I haven’t read Colleen Hoover’s book “It Ends with Us,” which is the basis for the new film of the same name (directed by Justin Baldoni with a screenplay adaptation by Christy Hall). However, I hope it dealt with domestic violence in a more frank and honest way than the movie. One out of four women are currently experiencing domestic violence or have experienced domestic violence in the past. Women involved in violent relationships not only go through hell while in the relationship, but in many cases go through even worse hell trying to leave it, where they’re stalked, attacked, and often find it nearly impossible to disentangle themselves from their abusive partner. Some women continue to be victimized psychologically for years after leaving the relationship, suffering PTSD and other after-effects.

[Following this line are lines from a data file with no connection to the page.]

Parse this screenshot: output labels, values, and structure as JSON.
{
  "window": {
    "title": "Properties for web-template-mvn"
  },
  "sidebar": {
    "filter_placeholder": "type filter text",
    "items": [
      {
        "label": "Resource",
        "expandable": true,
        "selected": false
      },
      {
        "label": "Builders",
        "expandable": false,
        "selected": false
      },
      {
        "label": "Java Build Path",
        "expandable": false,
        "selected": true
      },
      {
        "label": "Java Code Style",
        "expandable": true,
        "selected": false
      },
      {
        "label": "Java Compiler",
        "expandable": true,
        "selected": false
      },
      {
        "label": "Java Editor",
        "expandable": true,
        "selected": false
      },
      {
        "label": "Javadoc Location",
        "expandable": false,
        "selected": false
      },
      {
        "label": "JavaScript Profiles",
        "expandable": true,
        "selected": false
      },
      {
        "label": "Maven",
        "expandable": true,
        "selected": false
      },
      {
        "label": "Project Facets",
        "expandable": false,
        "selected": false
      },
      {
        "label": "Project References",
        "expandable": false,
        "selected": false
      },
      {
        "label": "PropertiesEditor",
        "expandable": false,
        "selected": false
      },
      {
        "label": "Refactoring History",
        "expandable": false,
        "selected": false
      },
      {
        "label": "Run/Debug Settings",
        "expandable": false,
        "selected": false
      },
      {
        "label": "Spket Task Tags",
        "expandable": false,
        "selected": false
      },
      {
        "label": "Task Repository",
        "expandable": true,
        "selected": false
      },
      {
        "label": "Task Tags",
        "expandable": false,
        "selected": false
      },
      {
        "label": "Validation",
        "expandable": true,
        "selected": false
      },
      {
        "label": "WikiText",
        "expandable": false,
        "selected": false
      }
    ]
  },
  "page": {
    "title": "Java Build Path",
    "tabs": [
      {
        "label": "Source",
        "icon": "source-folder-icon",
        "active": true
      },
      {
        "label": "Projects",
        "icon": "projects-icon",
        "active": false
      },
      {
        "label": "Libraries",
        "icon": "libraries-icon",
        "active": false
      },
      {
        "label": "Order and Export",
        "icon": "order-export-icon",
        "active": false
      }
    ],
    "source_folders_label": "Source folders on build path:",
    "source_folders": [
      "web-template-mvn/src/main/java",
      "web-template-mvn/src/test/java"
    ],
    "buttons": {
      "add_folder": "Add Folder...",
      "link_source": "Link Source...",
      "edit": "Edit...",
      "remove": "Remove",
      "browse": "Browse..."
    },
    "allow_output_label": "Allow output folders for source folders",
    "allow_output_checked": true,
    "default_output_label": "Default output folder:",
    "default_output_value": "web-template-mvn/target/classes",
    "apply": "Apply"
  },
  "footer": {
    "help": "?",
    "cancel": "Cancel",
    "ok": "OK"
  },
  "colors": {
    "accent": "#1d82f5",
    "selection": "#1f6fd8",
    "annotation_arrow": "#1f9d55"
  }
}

“It Ends with Us” could have shone a light on this, delivering a powerful message on the horror of domestic violence and the extreme hardship involved in leaving an abusive partner and the strength of the women who escape it. Instead, the film is so fluffy and innocuous that it makes a Hallmark Channel film look like “Taxi Driver” by comparison.
Downplaying the Novel’s Seriousness in Lieu of Romance
Lily Bloom (played by Blake Lively), having moved from Maine to Boston, works on fulfilling her dream of opening a floral shop. When her father (who physically abused her mother) dies, she wrestles with her resentment and hatred towards him, causing her to have a chance encounter with Ryle Kincaid (Justin Baldoni), a handsome neurosurgeon with a dark past. As the two grow closer, Lily runs into old flame Atlas Corrigan (Brandon Sklenar), who she hasn’t seen in years and once thought was the love of her life. When Lily’s relationship with Ryle degenerates into domestic violence (with hot-tempered Ryle continuing to “accidentally” hurt her), will Atlas be able to convince her to leave him?
This film screams “vanity project.” Blake Lively (who’s undeniably beautiful) is always tossing back her hair, the camera putting her in close-up so frequently you start to forget where she’s currently located in any given scene as her features fill most of the screen. Rudolph Valentino didn’t get this many close-ups.
Justin Baldoni and Brandon Sklenar—her two male co-stars—are equally handsome and perfect. At one point in the film, Lily flashes back to when she was younger and first met Atlas, who at the time is homeless. And guess what? Even the actor playing young Atlas (Alex Neustaedter) is perfect looking. Despite the fact he’s homeless, his hair is perfectly quaffed and there’s not a blemish or spot of dirt on him. It’s like Justin Baldoni—who both starred in and directed the film—was terrified of anyone looking the slightest bit imperfect or acting too insane. Every character and every personality is muted to the point of being flatline (whether the fault is Baldoni’s, or onset drama that may have wrested creative control from him, remains to be seen).
Sidestepping Domestic Violence Themes
Even the great Jenny Slate, who I adore and I think is one of the most entertaining actresses working these days, is reined in to the point where she delivers her lines in monotone, stripping any zinger she says of any humor whatsoever. How I longed for her to suddenly transform into Mona-Lisa Saperstein, the hilariously loud and bonkers character she played on “Parks and Rec” and start hurling insults at everyone, calling everyone “bro” then diving into a breakdancing routine in the middle of Lily Bloom’s floral shop. Oh Jenny, you deserve better than this!
There’s one scene at the movie’s climax that’s a bit harrowing, and it’s the only part of the film that’s halfway committed to showing the helplessness a person feels when overpowered by their abuser and the ugliness of the violence. It’s definitely the most gripping part of the film.
Unsure of who ‘It Ends with Us’ Was Made For
I’m puzzled by who this movie is supposed to appeal to. It’s too vapid to appeal to older adults and too dark to appeal to younger adults looking for a breezy romantic film. At the showing of the film I attended, before the movie started a whole row of girlfriends (looking to be in their early 20s) sat behind me giggling, talking over each other excitedly and sounding ready to enjoy an epic romance film. As it concluded, none of them made a peep as they shuffled quietly out without a syllable uttered between them. Were they shocked by it or just bored into silence? Had one or more of them experienced domestic violence themselves and were offended by the too-gentle touch the movie applied to the subject? Only their future social media posts hold the answers, and I guarantee they’ll be more thought-provoking and interesting than this film.
“It Ends with Us” is currently only available to watch in theaters.